1. An unsecured loan exposes the lender to greater risk
To account for this, the lender typically will issue a higher interest rate on the loan in comparison to a secured loan option. The loan term may also be shorter. Because of the combination of these factors, you often will find that the monthly loan payment for unsecured financing is higher.
2. There are several conditions
With an unsecured loan, the loan amount will be limited by the lender’s maximum amount as well as by your personal financial situation. While personal finances fall under review with a secured loan as well. A secured loan may have a higher loan amount. The amount is based in large part on the value of the asset that is being secured. If you need a higher loan amount, it may be necessary to secure the loan with collateral that has an appropriate amount of equity in it.
3. The lender may have stricter requirements
In addition, the lender may scrutinize your personal finances more closely. He could also have some requirements regarding your liquid assets and credit scores. Applicants who are not financially strong may have trouble qualifying for a decent loan amount and interest rate on an unsecured loan.

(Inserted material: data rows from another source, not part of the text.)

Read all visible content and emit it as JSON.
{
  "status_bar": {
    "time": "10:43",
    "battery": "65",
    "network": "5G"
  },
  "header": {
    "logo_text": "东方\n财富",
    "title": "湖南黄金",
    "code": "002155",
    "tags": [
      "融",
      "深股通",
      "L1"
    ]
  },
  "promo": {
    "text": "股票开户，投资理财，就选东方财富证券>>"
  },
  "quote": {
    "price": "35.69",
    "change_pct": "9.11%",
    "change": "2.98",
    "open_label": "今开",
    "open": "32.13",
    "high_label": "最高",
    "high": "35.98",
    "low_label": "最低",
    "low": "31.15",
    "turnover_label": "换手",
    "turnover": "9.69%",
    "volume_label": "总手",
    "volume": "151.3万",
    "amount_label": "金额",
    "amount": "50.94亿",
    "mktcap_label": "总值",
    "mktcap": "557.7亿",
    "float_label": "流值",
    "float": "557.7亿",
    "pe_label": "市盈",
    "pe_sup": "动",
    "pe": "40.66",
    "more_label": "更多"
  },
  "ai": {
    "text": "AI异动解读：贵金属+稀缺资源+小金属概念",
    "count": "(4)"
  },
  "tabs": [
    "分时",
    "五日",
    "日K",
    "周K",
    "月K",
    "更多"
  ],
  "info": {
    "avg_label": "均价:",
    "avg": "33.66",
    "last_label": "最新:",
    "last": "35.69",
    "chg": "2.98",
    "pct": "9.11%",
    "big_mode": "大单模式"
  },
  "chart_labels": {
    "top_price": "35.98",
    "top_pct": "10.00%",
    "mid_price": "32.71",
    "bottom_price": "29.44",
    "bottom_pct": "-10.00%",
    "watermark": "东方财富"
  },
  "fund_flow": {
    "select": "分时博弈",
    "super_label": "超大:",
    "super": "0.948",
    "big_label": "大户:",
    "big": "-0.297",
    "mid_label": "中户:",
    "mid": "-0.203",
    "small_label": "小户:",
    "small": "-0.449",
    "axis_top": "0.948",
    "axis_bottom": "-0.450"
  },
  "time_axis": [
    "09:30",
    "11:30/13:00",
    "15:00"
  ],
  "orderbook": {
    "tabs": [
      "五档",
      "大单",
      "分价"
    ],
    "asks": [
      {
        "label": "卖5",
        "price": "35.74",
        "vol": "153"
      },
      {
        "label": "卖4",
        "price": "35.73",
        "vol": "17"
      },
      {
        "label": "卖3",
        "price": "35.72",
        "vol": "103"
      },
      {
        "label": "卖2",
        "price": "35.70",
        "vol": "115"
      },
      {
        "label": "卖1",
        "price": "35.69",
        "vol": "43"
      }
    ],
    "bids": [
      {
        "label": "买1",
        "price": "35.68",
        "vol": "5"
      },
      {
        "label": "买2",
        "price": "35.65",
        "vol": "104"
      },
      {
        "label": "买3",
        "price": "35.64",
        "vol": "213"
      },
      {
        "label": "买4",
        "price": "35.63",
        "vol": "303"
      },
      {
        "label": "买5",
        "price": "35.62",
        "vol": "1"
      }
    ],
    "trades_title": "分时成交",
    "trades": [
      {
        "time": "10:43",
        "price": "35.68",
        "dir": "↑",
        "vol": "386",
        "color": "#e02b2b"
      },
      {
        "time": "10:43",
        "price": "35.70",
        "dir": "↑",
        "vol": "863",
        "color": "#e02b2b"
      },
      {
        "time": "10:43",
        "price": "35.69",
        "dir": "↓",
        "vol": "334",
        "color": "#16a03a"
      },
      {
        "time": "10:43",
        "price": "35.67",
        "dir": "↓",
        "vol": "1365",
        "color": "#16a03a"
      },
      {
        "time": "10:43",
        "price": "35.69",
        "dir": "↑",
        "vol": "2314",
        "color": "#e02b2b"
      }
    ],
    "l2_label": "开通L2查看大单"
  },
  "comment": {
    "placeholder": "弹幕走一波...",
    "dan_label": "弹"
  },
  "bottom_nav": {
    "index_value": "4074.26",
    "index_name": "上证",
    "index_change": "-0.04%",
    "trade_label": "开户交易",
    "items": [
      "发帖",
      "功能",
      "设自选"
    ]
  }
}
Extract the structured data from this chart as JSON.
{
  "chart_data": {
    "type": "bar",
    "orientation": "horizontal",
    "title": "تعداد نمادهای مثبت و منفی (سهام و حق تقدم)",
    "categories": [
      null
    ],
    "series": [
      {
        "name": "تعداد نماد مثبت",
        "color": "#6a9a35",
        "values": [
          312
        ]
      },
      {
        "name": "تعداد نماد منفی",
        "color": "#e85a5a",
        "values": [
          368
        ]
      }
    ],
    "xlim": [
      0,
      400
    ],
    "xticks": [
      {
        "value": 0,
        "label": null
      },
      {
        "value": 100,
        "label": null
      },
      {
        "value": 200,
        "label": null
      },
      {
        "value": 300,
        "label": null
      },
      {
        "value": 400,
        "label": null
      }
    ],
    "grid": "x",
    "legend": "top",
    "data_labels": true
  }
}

The lender usually has personal financial requirements with an unsecured loan as well. However, the ratios and limits for an unsecured loan may be tighter. In addition, if you have a lower credit score or blemishes on your credit history, your best option may be to apply for a secured loan rather than an unsecured loan.
There are both positive and negative factors to consider when trying to decide which type of loan to apply for. Now that you are aware of what is an unsecured loan, you can determine if you have collateral. You can use it for your loan request and if you want to place it at risk through your loan. While there are positive and negative factors to consider, you will need to carefully review the options. Do this to determine the right course of action based on your unique circumstances.